Tegatz explained that UVM had some ambulances that are used for transporting patients from other hospitals or nursing homes that don’t have the equipment needed for 911 calls, which could explain the price discrepancy.

The public will be able to discuss the details in the budget at Town Meeting in March when people can weigh in on items such as the ambulance, Morrison said.

At next Monday’s regular Selectboard meeting, Charlotte Library Director Margaret Woodruff will attend to present a proposal for a $1.4 million addition to the library. She will discuss plans for the library to raise $700,000 for the project and for the town to issue a bond for the other $700,000, Morrison said. The board put $21,000 into the working budget as the first year’s payment on this bond.

Selectboard member Frank Tenney objected to the library’s plans so far because it is a town building. “Everybody seems to be talking about this building like it belongs to the library,” he said. “I haven’t seen enough specifics to see that they’re spending the money wisely.”

The library had an informational presentation for the public scheduled for Tuesday evening at the Charlotte Senior Center this week; another is scheduled for Jan. 17 at 7 p.m. at the Charlotte Grange.

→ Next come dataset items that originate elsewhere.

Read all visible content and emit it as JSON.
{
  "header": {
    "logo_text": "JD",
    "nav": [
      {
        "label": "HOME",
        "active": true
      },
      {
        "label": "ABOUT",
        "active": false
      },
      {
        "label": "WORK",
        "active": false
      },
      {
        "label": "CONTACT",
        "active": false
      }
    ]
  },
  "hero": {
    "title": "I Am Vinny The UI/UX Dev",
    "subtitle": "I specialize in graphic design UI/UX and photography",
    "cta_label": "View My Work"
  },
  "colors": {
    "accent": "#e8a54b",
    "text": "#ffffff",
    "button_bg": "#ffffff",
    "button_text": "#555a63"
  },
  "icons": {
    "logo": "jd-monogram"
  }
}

The board decided to delay budgeting for changing over the lights in the Town Hall to LEDs in order to research the cost and see if there are funds available to help offset the cost from Efficiency Vermont or some other agency.

The board also kept $25,000 in the proposed budget for replacing the Town Hall roof with the caveat that the roof won’t be replaced until fiscal year 2020-21. The fund has $25,000 in it already. The board expects it will cost more than $50,000 to replace the roof, Bloch said.

The Selectboard could finish its work on the budget as soon as Monday’s meeting in order for the details to be sent to the printer to be in the town report for Town Meeting day, Bloch said.